This week: Soraa is working on biodynamic lighting, Bridgelux's "Class A" lighting, and reconsidering the rebound effect.
How big a rebound?
The world of energy policy has been buzzing since the New York Times editorial on the "rebound effect" last month. We wrote about it here. The idea is that more efficient lighting will cause an increase in the amount of lighting we use, partially or completely overcoming the energy savings. The effect is real (it's sometimes called the Jeavons paradox or Jeavons effect) but its magnitude is the question. Here are some of the twists the debate has taken recently.
Rob Day, a clean-tech investor, wrote a piece for TheEnergyCollective.com deconstructing two academic papers on which the authors of the NY Times op-ed had relied. The overall effect of his analysis is to suggest that the rebound effect due to LED lighting's greater efficiency will be on the low side. Day cites a 2014 study that directly examined the rebound effect in German homes that had upgraded from incandescents to CFL or LED lighting, and found a rebound of only 6.3%.
Day's article prompted a response in turn in the same venue from Harry Saunders and Jesse Jenkins. Saunders was a co-author of the 2010 paper that brought the idea of an energy rebound into wider awareness. Their rebuttal gets deep into details of energy economics and history, but its net effect is to argue that recent and current uses of energy for lighting do not diverge all that much from historical trends going back 300 years. And if that is so, a rebound at the high end of the range is possible, like 100%.
(All parties are careful to note that energy efficiency is a good thing: that society still benefits from lower energy costs even if a rebound eats up some of the projected savings.)
Here is one very rough data point for the debate: Households in the UK over the last decade have doubled the number of lights in use, despite the average size of such residences having shrunk over that time. This factoid comes from home entertainment retailer Homebase, which does not speculate very far into the causes behind the increase in lighting.
Bridgelux does "Class A" light
Bridgelux has been working with Rensselaer Polytechnic Institute's Lighting Research Center, inventor of the GAI metric, to develop lighting that can be characterized as "Class A" in the LRC's nomenclature. Class A is not rigorously defined, that I have seen; it refers to lighting that offers a "pleasing blend of naturalness and vividness based on subjective human perceptions." Now Bridgelux has introduced a series of COB LEDs called Décor, which offers both CRI and GAI above 80, and with light that is positioned below the black-body locus.

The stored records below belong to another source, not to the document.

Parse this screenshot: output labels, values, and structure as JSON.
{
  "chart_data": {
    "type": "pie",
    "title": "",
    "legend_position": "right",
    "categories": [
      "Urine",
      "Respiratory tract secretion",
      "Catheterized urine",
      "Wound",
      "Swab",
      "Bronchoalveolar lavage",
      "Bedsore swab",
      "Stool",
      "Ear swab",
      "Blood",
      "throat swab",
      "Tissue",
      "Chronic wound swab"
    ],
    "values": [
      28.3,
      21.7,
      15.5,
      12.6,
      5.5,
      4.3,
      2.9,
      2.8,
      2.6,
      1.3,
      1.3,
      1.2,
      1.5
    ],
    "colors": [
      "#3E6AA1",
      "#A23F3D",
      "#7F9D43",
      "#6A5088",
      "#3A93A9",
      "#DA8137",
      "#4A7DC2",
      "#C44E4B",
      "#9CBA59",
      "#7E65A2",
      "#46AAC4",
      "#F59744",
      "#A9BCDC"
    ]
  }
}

We have seen Philips Lumileds (sponsor of this site), Soraa, and Xicato introduce LEDs their makers claim produce light that is ideal for retail spotlighting use. Bridgelux now joins this pantheon.
Soraa working on biodynamic, human-centric lighting
Following the awarding of the 2014 Nobel Prize in Physics, Shuji Nakamura held a media teleconference, accompanied by Soraa CEO Jeff Parker. One item mentioned almost in passing: Soraa is developing products that will demonstrate the ability of its GaN-on-GaN light to provide health benefits. "We're working on it, we've prototyped it, and we're doing testing on it," Parker said. "We think there are a lot of things you can do in the area of circadian, alertness, simulating sunlight, and stimulating the sensors in people's eyes to solve certain issues and problems. We'll have something next year."